“Why!—yes!—sure enough! This is my little Rosemary, after all!” he exclaimed.
And then she looked up shyly and smiled.
“Come! Let me show you your rooms, girls. And you, Leonidas, convey these young men heavenward. You young Shanghais will have to roost in the loft at the top of the house. Beg pardon. I mean you young gentlemen will be required to repose in the attic chambers of the mansion. Indeed, we shall all have to be packed like herrings in a barrel. Beg pardon, again. I mean like guests at a hotel on Inauguration Day. But the more the merrier, my dears,” sang Wynnette, as she danced upstairs in advance of her party.
Have you ever been in the aviary at the zoo, when all the birds have been singing, chattering and screaming at once?
If you have, you will have some idea of the condition of Mrs.

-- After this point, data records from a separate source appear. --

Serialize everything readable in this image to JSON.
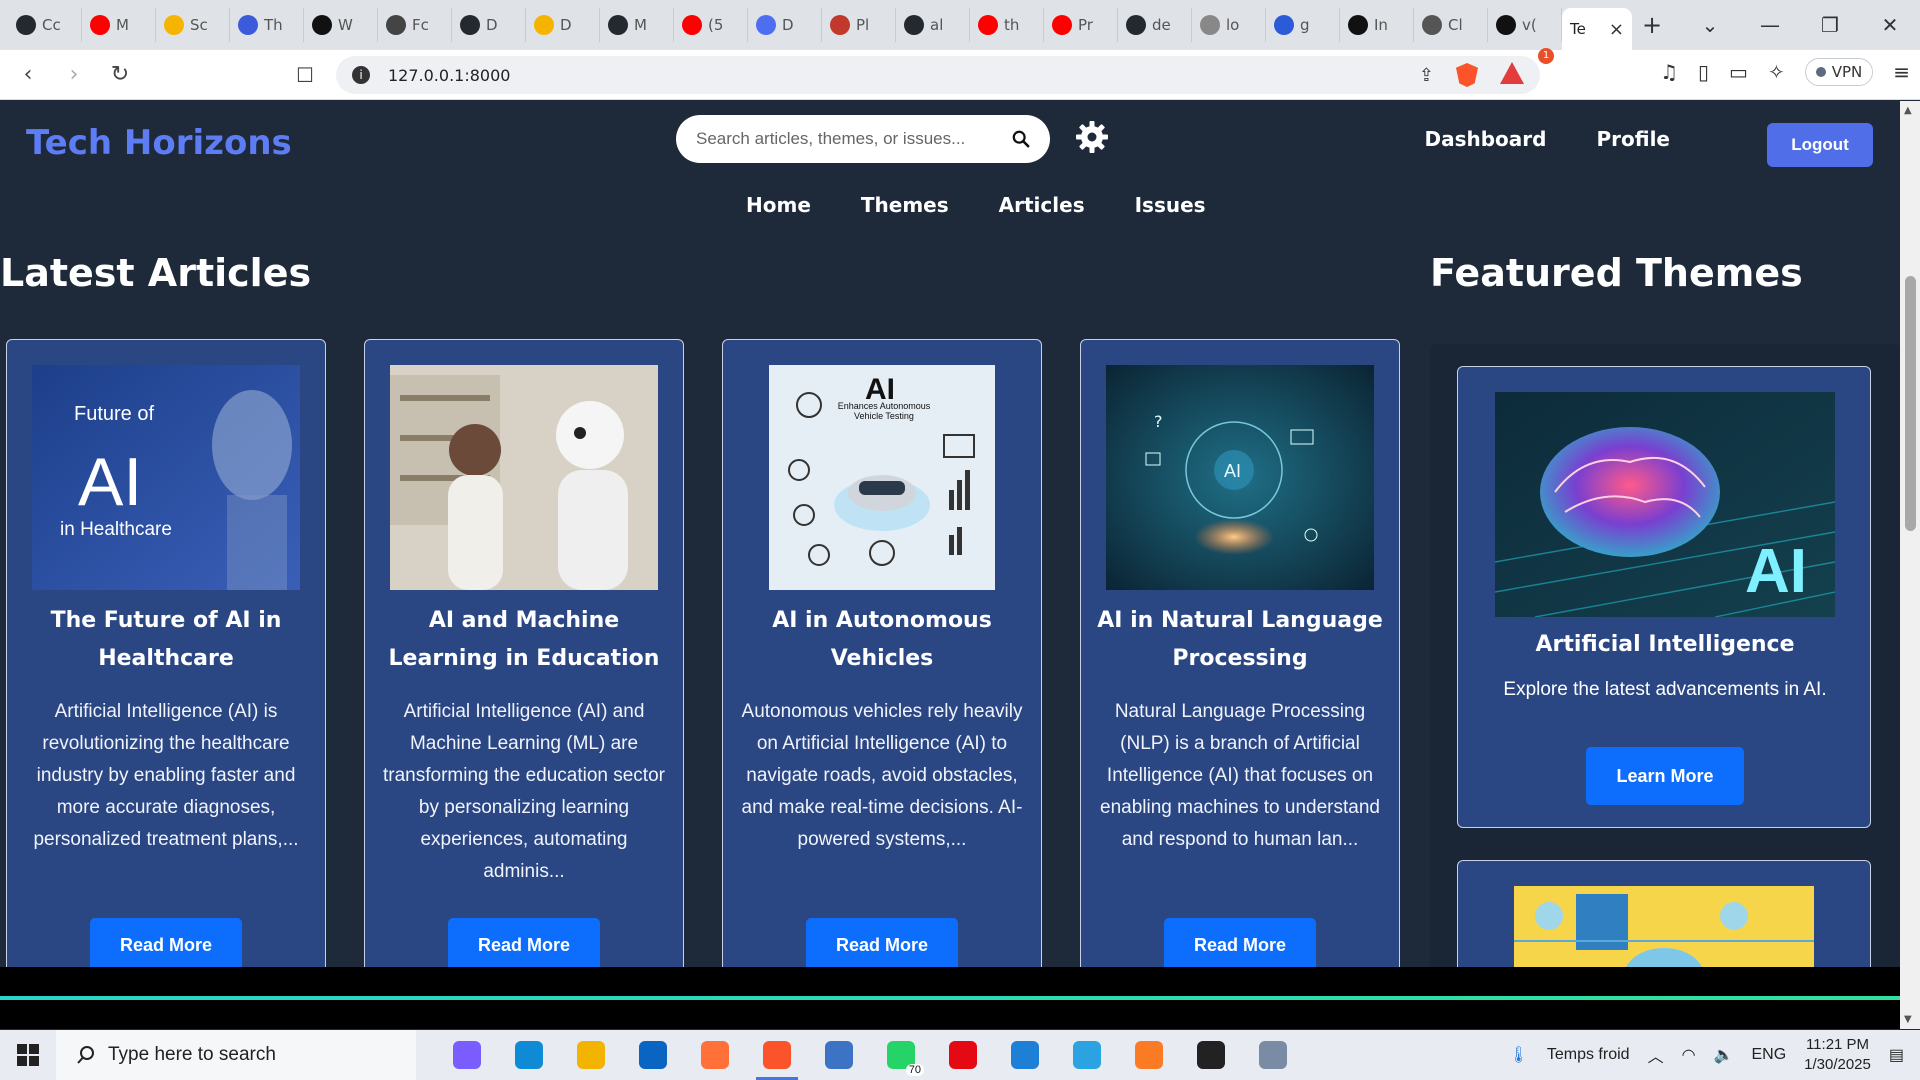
{
  "browser": {
    "tabs": [
      {
        "label": "Cc",
        "icon": "github-icon",
        "color": "#24292f"
      },
      {
        "label": "M",
        "icon": "youtube-icon",
        "color": "#ff0000"
      },
      {
        "label": "Sc",
        "icon": "scholar-icon",
        "color": "#f4b400"
      },
      {
        "label": "Th",
        "icon": "power-icon",
        "color": "#3b5bdb"
      },
      {
        "label": "W",
        "icon": "medium-icon",
        "color": "#111111"
      },
      {
        "label": "Fc",
        "icon": "openai-icon",
        "color": "#444444"
      },
      {
        "label": "D",
        "icon": "github-icon",
        "color": "#24292f"
      },
      {
        "label": "D",
        "icon": "drive-icon",
        "color": "#f4b400"
      },
      {
        "label": "M",
        "icon": "github-icon",
        "color": "#24292f"
      },
      {
        "label": "(5",
        "icon": "youtube-icon",
        "color": "#ff0000"
      },
      {
        "label": "D",
        "icon": "dart-icon",
        "color": "#4e6ef2"
      },
      {
        "label": "Pl",
        "icon": "app-icon",
        "color": "#c0392b"
      },
      {
        "label": "al",
        "icon": "github-icon",
        "color": "#24292f"
      },
      {
        "label": "th",
        "icon": "youtube-icon",
        "color": "#ff0000"
      },
      {
        "label": "Pr",
        "icon": "youtube-icon",
        "color": "#ff0000"
      },
      {
        "label": "de",
        "icon": "github-icon",
        "color": "#24292f"
      },
      {
        "label": "lo",
        "icon": "mountain-icon",
        "color": "#888888"
      },
      {
        "label": "g",
        "icon": "word-icon",
        "color": "#2b5bd7"
      },
      {
        "label": "In",
        "icon": "openai-icon",
        "color": "#111111"
      },
      {
        "label": "Cl",
        "icon": "openai-icon",
        "color": "#555555"
      },
      {
        "label": "v(",
        "icon": "vercel-icon",
        "color": "#111111"
      }
    ],
    "active_tab": "Te",
    "url": "127.0.0.1:8000",
    "rewards_badge": "1",
    "vpn_label": "VPN"
  },
  "site": {
    "brand": "Tech Horizons",
    "search_placeholder": "Search articles, themes, or issues...",
    "top_nav": [
      "Dashboard",
      "Profile"
    ],
    "logout_label": "Logout",
    "main_nav": [
      "Home",
      "Themes",
      "Articles",
      "Issues"
    ],
    "latest_heading": "Latest Articles",
    "featured_heading": "Featured Themes"
  },
  "articles": [
    {
      "title": "The Future of AI in Healthcare",
      "excerpt": "Artificial Intelligence (AI) is revolutionizing the healthcare industry by enabling faster and more accurate diagnoses, personalized treatment plans,...",
      "button": "Read More",
      "image_text": [
        "Future of",
        "AI",
        "in Healthcare"
      ]
    },
    {
      "title": "AI and Machine Learning in Education",
      "excerpt": "Artificial Intelligence (AI) and Machine Learning (ML) are transforming the education sector by personalizing learning experiences, automating adminis...",
      "button": "Read More"
    },
    {
      "title": "AI in Autonomous Vehicles",
      "excerpt": "Autonomous vehicles rely heavily on Artificial Intelligence (AI) to navigate roads, avoid obstacles, and make real-time decisions. AI-powered systems,...",
      "button": "Read More",
      "image_text": [
        "AI",
        "Enhances Autonomous Vehicle Testing"
      ]
    },
    {
      "title": "AI in Natural Language Processing",
      "excerpt": "Natural Language Processing (NLP) is a branch of Artificial Intelligence (AI) that focuses on enabling machines to understand and respond to human lan...",
      "button": "Read More",
      "image_text": [
        "AI"
      ]
    }
  ],
  "themes": [
    {
      "title": "Artificial Intelligence",
      "description": "Explore the latest advancements in AI.",
      "button": "Learn More",
      "image_text": "AI"
    }
  ],
  "taskbar": {
    "search_placeholder": "Type here to search",
    "apps": [
      {
        "name": "copilot-icon",
        "color": "#7a5cff"
      },
      {
        "name": "edge-icon",
        "color": "#0f8ad4"
      },
      {
        "name": "file-explorer-icon",
        "color": "#f2b400"
      },
      {
        "name": "outlook-icon",
        "color": "#0a64c2"
      },
      {
        "name": "firefox-icon",
        "color": "#ff7139"
      },
      {
        "name": "brave-icon",
        "color": "#fb542b"
      },
      {
        "name": "qbittorrent-icon",
        "color": "#3d73c4"
      },
      {
        "name": "whatsapp-icon",
        "color": "#25d366"
      },
      {
        "name": "netflix-icon",
        "color": "#e50914"
      },
      {
        "name": "vscode-icon",
        "color": "#1e7fd6"
      },
      {
        "name": "telegram-icon",
        "color": "#2aa3e0"
      },
      {
        "name": "xampp-icon",
        "color": "#fb7a24"
      },
      {
        "name": "terminal-icon",
        "color": "#222222"
      },
      {
        "name": "photos-icon",
        "color": "#7a8ca3"
      }
    ],
    "whatsapp_badge": "70",
    "weather": "Temps froid",
    "language": "ENG",
    "time": "11:21 PM",
    "date": "1/30/2025"
  }
}
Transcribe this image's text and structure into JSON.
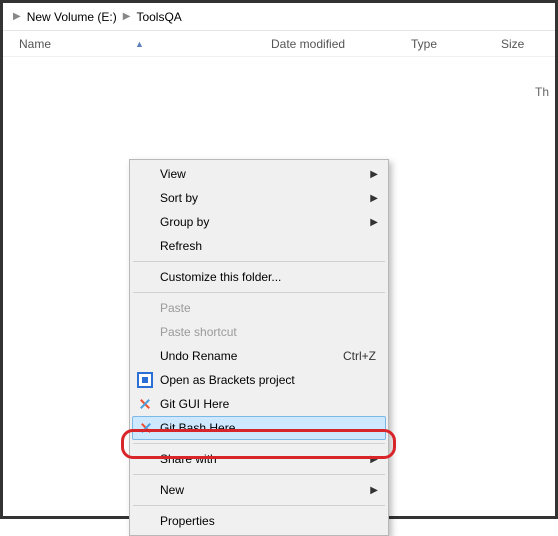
{
  "breadcrumb": {
    "items": [
      "New Volume (E:)",
      "ToolsQA"
    ]
  },
  "columns": {
    "name": "Name",
    "date": "Date modified",
    "type": "Type",
    "size": "Size"
  },
  "empty_hint": "Th",
  "menu": {
    "view": "View",
    "sort_by": "Sort by",
    "group_by": "Group by",
    "refresh": "Refresh",
    "customize": "Customize this folder...",
    "paste": "Paste",
    "paste_shortcut": "Paste shortcut",
    "undo_rename": "Undo Rename",
    "undo_shortcut": "Ctrl+Z",
    "open_brackets": "Open as Brackets project",
    "git_gui": "Git GUI Here",
    "git_bash": "Git Bash Here",
    "share_with": "Share with",
    "new": "New",
    "properties": "Properties"
  }
}
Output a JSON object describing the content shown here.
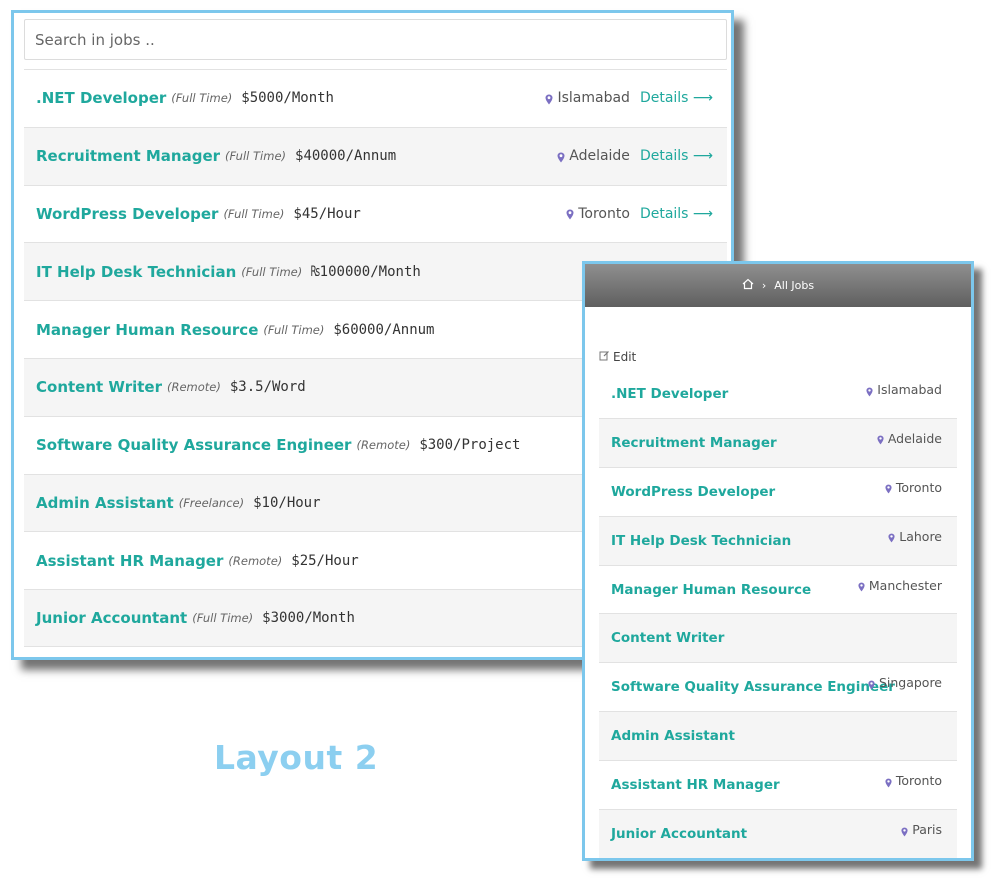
{
  "search": {
    "placeholder": "Search in jobs .."
  },
  "layout_label": "Layout 2",
  "details_label": "Details ⟶",
  "jobs": [
    {
      "title": ".NET Developer",
      "type": "(Full Time)",
      "salary": "$5000/Month",
      "location": "Islamabad"
    },
    {
      "title": "Recruitment Manager",
      "type": "(Full Time)",
      "salary": "$40000/Annum",
      "location": "Adelaide"
    },
    {
      "title": "WordPress Developer",
      "type": "(Full Time)",
      "salary": "$45/Hour",
      "location": "Toronto"
    },
    {
      "title": "IT Help Desk Technician",
      "type": "(Full Time)",
      "salary": "₨100000/Month",
      "location": "Lahore"
    },
    {
      "title": "Manager Human Resource",
      "type": "(Full Time)",
      "salary": "$60000/Annum",
      "location": "Manchester"
    },
    {
      "title": "Content Writer",
      "type": "(Remote)",
      "salary": "$3.5/Word",
      "location": ""
    },
    {
      "title": "Software Quality Assurance Engineer",
      "type": "(Remote)",
      "salary": "$300/Project",
      "location": "Singapore"
    },
    {
      "title": "Admin Assistant",
      "type": "(Freelance)",
      "salary": "$10/Hour",
      "location": ""
    },
    {
      "title": "Assistant HR Manager",
      "type": "(Remote)",
      "salary": "$25/Hour",
      "location": "Toronto"
    },
    {
      "title": "Junior Accountant",
      "type": "(Full Time)",
      "salary": "$3000/Month",
      "location": "Paris"
    }
  ],
  "panel_b": {
    "breadcrumb": {
      "current": "All Jobs"
    },
    "edit_label": "Edit"
  },
  "icons": {
    "home": "home-icon",
    "pin": "map-pin-icon",
    "edit": "edit-icon"
  },
  "colors": {
    "accent": "#1fa89d",
    "pin": "#7b6fc2",
    "frame": "#7cc7ec",
    "label": "#8ccff0"
  }
}
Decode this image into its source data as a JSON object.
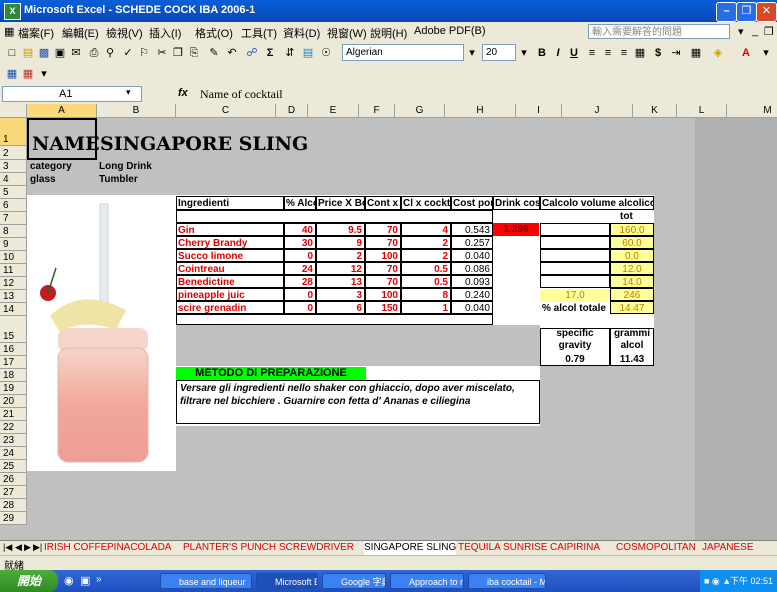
{
  "window": {
    "title": "Microsoft Excel - SCHEDE COCK IBA 2006-1"
  },
  "menu": [
    "檔案(F)",
    "編輯(E)",
    "檢視(V)",
    "插入(I)",
    "格式(O)",
    "工具(T)",
    "資料(D)",
    "視窗(W)",
    "說明(H)",
    "Adobe PDF(B)"
  ],
  "help_placeholder": "輸入需要解答的問題",
  "toolbar": {
    "font_name": "Algerian",
    "font_size": "20"
  },
  "formula_bar": {
    "cell_ref": "A1",
    "fx": "fx",
    "content": "Name of cocktail"
  },
  "columns": [
    "A",
    "B",
    "C",
    "D",
    "E",
    "F",
    "G",
    "H",
    "I",
    "J",
    "K",
    "L",
    "M"
  ],
  "rows": [
    "1",
    "2",
    "3",
    "4",
    "5",
    "6",
    "7",
    "8",
    "9",
    "10",
    "11",
    "12",
    "13",
    "14",
    "15",
    "16",
    "17",
    "18",
    "19",
    "20",
    "21",
    "22",
    "23",
    "24",
    "25",
    "26",
    "27",
    "28",
    "29"
  ],
  "sheet": {
    "name_label": "NAME",
    "cocktail_name": "SINGAPORE SLING",
    "category_label": "category",
    "category_value": "Long Drink",
    "glass_label": "glass",
    "glass_value": "Tumbler",
    "headers": [
      "Ingredienti",
      "% Alcol",
      "Price X Bot",
      "Cont x bt",
      "Cl x cockt",
      "Cost porzione",
      "Drink cost",
      "Calcolo volume alcolico"
    ],
    "tot_label": "tot",
    "ingredients": [
      {
        "name": "Gin",
        "alcol": "40",
        "price": "9.5",
        "cont": "70",
        "cl": "4",
        "cost": "0.543",
        "vol": "160.0"
      },
      {
        "name": "Cherry Brandy",
        "alcol": "30",
        "price": "9",
        "cont": "70",
        "cl": "2",
        "cost": "0.257",
        "vol": "60.0"
      },
      {
        "name": "Succo limone",
        "alcol": "0",
        "price": "2",
        "cont": "100",
        "cl": "2",
        "cost": "0.040",
        "vol": "0.0"
      },
      {
        "name": "Cointreau",
        "alcol": "24",
        "price": "12",
        "cont": "70",
        "cl": "0.5",
        "cost": "0.086",
        "vol": "12.0"
      },
      {
        "name": "Benedictine",
        "alcol": "28",
        "price": "13",
        "cont": "70",
        "cl": "0.5",
        "cost": "0.093",
        "vol": "14.0"
      },
      {
        "name": "pineapple juic",
        "alcol": "0",
        "price": "3",
        "cont": "100",
        "cl": "8",
        "cost": "0.240",
        "vol": "246"
      },
      {
        "name": "scire grenadin",
        "alcol": "0",
        "price": "6",
        "cont": "150",
        "cl": "1",
        "cost": "0.040",
        "vol": "14.47"
      }
    ],
    "drink_cost": "1.299",
    "volume_total_left": "17.0",
    "alcol_totale_label": "% alcol totale",
    "specific_gravity_label": "specific gravity",
    "specific_gravity_value": "0.79",
    "grammi_label": "grammi alcol",
    "grammi_value": "11.43",
    "method_title": "METODO DI PREPARAZIONE",
    "method_text_1": "Versare gli ingredienti nello shaker con ghiaccio, dopo aver miscelato,",
    "method_text_2": "filtrare nel bicchiere . Guarnire con fetta d' Ananas e ciliegina"
  },
  "tabs": [
    "IRISH COFFE",
    "PINACOLADA",
    "PLANTER'S PUNCH",
    "SCREWDRIVER",
    "SINGAPORE SLING",
    "TEQUILA SUNRISE",
    "CAIPIRINA",
    "COSMOPOLITAN",
    "JAPANESE"
  ],
  "active_tab": "SINGAPORE SLING",
  "status": "就緒",
  "taskbar": {
    "start": "開始",
    "tasks": [
      "base and liqueur",
      "Microsoft Excel...",
      "Google 字典: C...",
      "Approach to ma...",
      "iba cocktail - Mi..."
    ],
    "clock": "下午 02:51"
  },
  "colors": {
    "accent_red": "#e00000",
    "method_green": "#00ff00",
    "yellow_fill": "#ffff99",
    "drink_cost_fill": "#ff0000"
  }
}
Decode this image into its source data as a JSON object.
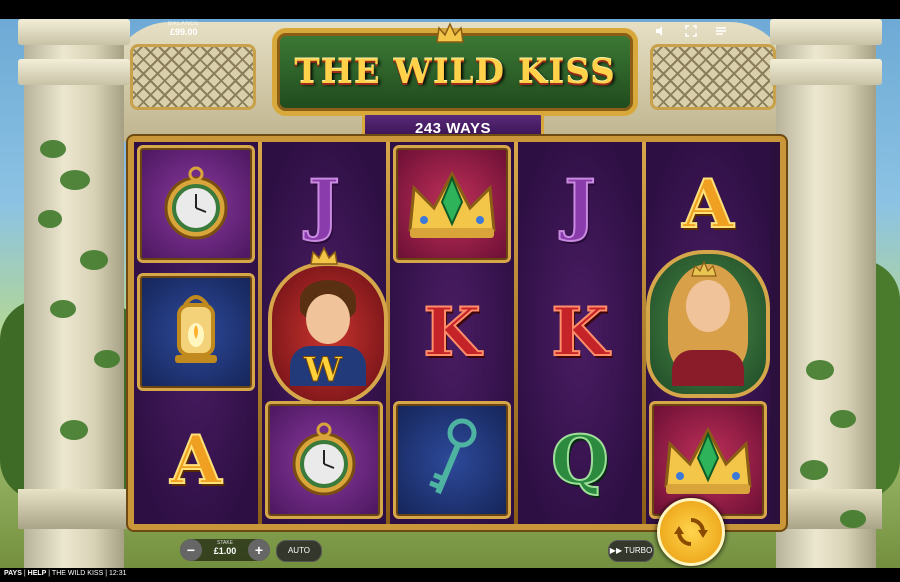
{
  "game": {
    "title": "THE WILD KISS",
    "ways": "243 WAYS"
  },
  "hud": {
    "balance_label": "BALANCE",
    "balance_value": "£99.00",
    "icons": [
      "speaker-icon",
      "fullscreen-icon",
      "menu-icon"
    ]
  },
  "reels": [
    [
      "clock",
      "lantern",
      "A"
    ],
    [
      "J",
      "prince-wild",
      "clock"
    ],
    [
      "crown",
      "K",
      "key"
    ],
    [
      "J",
      "K",
      "Q"
    ],
    [
      "A",
      "princess",
      "crown"
    ]
  ],
  "wild_label": "W",
  "controls": {
    "minus": "−",
    "plus": "+",
    "stake_label": "STAKE",
    "stake_value": "£1.00",
    "auto_label": "AUTO",
    "turbo_label": "TURBO"
  },
  "footer": {
    "pays": "PAYS",
    "help": "HELP",
    "game_name": "THE WILD KISS",
    "time": "12:31",
    "sep": "|"
  },
  "colors": {
    "frame_gold": "#c9973a",
    "reel_bg": "#2e0f44",
    "title_green": "#3d7a35",
    "spin_orange": "#f0a814"
  }
}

Force’s house on this first evening of their young guests’ arrival.
They chattered in their rooms, they chattered all the way down the stairs, and they chattered around the tea table.
The extension table in the dining room had been drawn out to its full length to accommodate the party of sixteen that sat down to tea.
All these young people sitting opposite each other at the long board, and under the full blaze of the chandeliers, showed how much they had grown, changed and improved during the three years which had elapsed since their last meeting and parting in the country.
Odalite was the most beautiful of the group. She was now nineteen years of age; her elegant form was rather more rounded, her pure complexion brighter, her eyes darker, and her hair richer; her voice was deeper and sweeter; and all her motions more graceful than before.
Wynnette was seventeen; tall, thin and dark; with the same mischievous eyes, snub nose, full, ripe lips, and short, curly, black hair.